Tindak kejahatan perkosaan seakan-akan telah tereduksi layaknya tindak kejahatan pencurian sepeda motor yang setiap hari terjadi dan diberitakan di berbagai media massa. Sekitar 5-10 menit barangkali kita prihatin. Tetapi setelah itu, semua sepertinya lewat begitu saja tak berbekas. Banyak masyarakat bersimpat, tetapi tidak sampai benar-benar berempati.
Kisah memilukan yang dialami Yuyun saat ini memang telah mendapatkan perhatian publik yang luar biasa. Di media sosial, tagar #NyalauntukYuyun diunggah sebagai wujud simpati kepada nasib Yuyun sebagai korban perkosaan biadab yang dilakukan 14 pemuda, yang ironisnya sebagian besar juga anak-anak di bawah umur.
Sebagai korban perkosaan massal, kita semua sudah sepatutnya prihatin dan bersimpati kepada remaja malang yang tewas mengenaskan di usianya yang masih belia itu. Tetapi, kita sesungguhnya juga prihatin ketika mengetahui bahwa pelaku perkosaan ternyata sebagian juga anak-anak di bawah umur yang salah pergaulan dan di usia dini sudah terjerumus dalam perilaku menyimpang.
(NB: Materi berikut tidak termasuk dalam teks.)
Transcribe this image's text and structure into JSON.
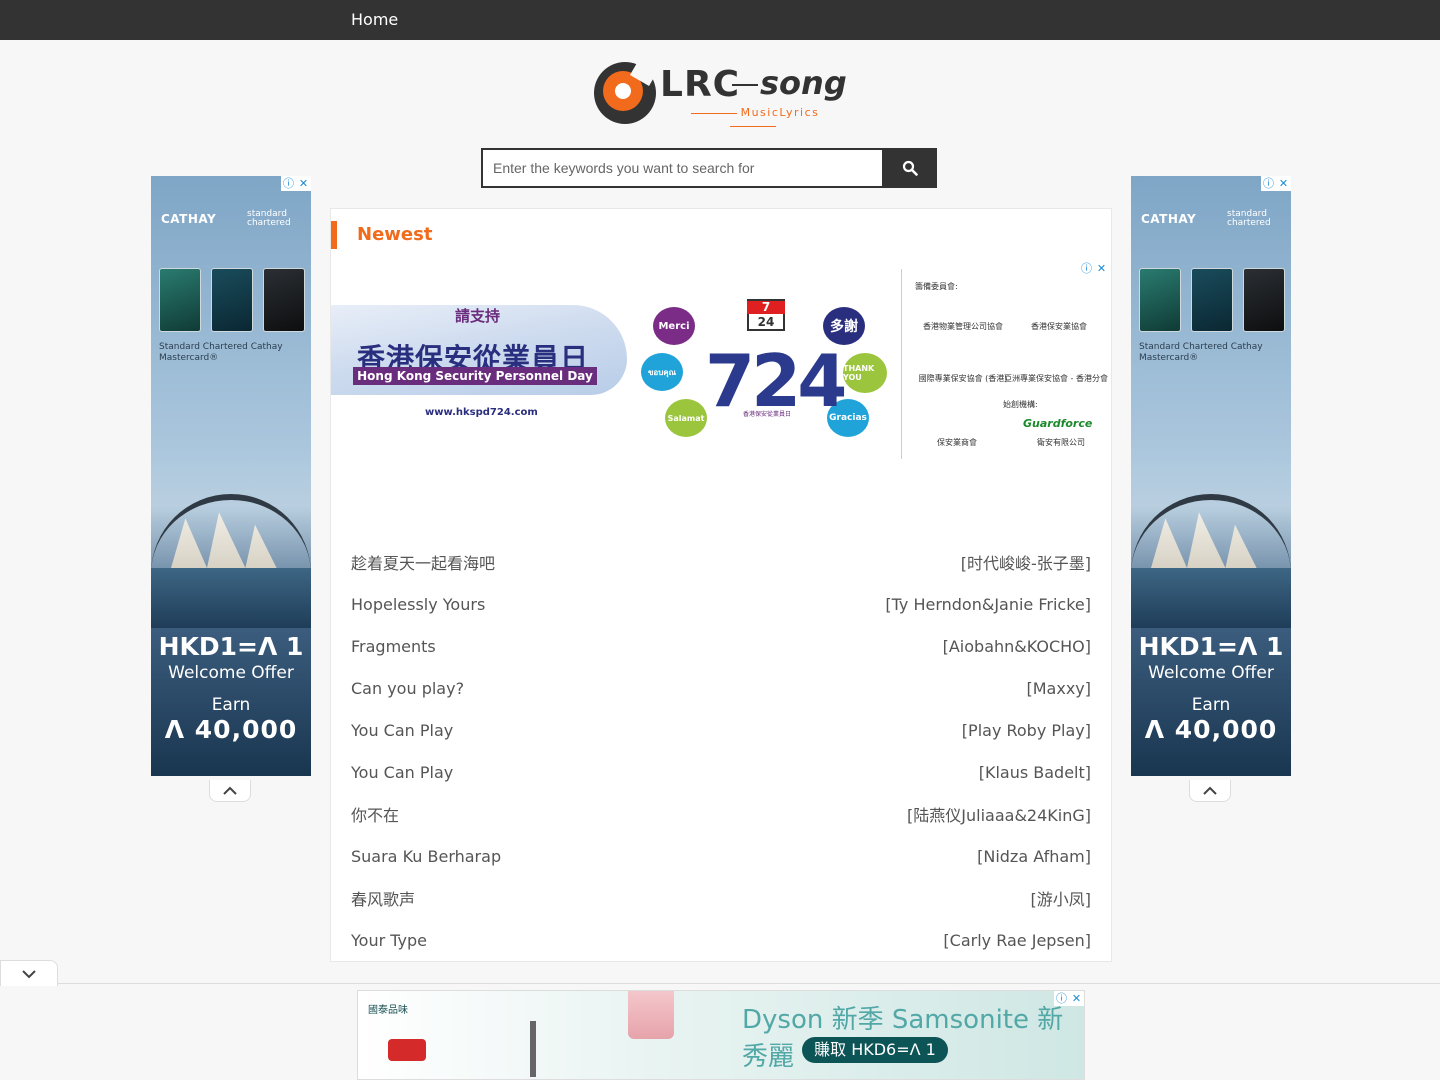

Seperti diberitakan media massa, 14 pemuda yang tega memperkosa dan menggilir Yuyun sebelumnya telah menggelar pesta minum tuak. Mereka dilaporkan sempat membeli 14 liter tuak, meminumnya di kebun, dan kemudian keluar nongkrong di pinggir jalan.
Nasib naas dialami Yuyun yang siang itu tengah dalam perjalanan pulang dari sekolah. Yuyun bukan hanya disergap dan dibawa ke kebun untuk diambil barang berharga miliknya, tetapi gadis belia malang itu kemudian diperkosa beramai-ramai secara bergiliran, setelah itu dicekik hingga tewas.
Untuk menghilangkan jejak, jasad Yuyun dibuang ke dalam jurang sedalam 5 meteran. Yuyun dibuang dalam keadaan telanjang dan tangannya diikat. Bagian kepalanya terluka, dan alat kemaluan korban dalam kondisi yang mengenaskan. Sungguh siapa pun yang membayangkan Yuyun adalah anak perempuan atau orang terdekat yang mereka sayangi, niscaya bukan hanya sedih, prihatin, atau marah, tetapi ibaratnya sukmanya pun ikut melayang. Bisa dibayangkan, apa yang sekarang berkecamuk di benak orang tua Yuyun?
Kisah anak perempuan yang menjadi korban perkosaan dan kemudian mendapatkan simpati yang luar biasa, sekitar satu dekade silam, tepatnya di tahun 1995, juga pernah terjadi dan menimpa sebuah keluarga di Bekasi.
Sebuah harian ibu kota menulis dalam headline dengan judul yang benar-benar mengharu-biru: “Jakarta Menangis”. Siapa pun yang membaca berita itu pastilah ikut bersimpati dan menangis membaca kisah keluarga Acan, yang istri dan dua anak gadisnya yang masih di bawah umur diperkosa bergiliran oleh sekawanan perampok yang masuk di rumah mereka.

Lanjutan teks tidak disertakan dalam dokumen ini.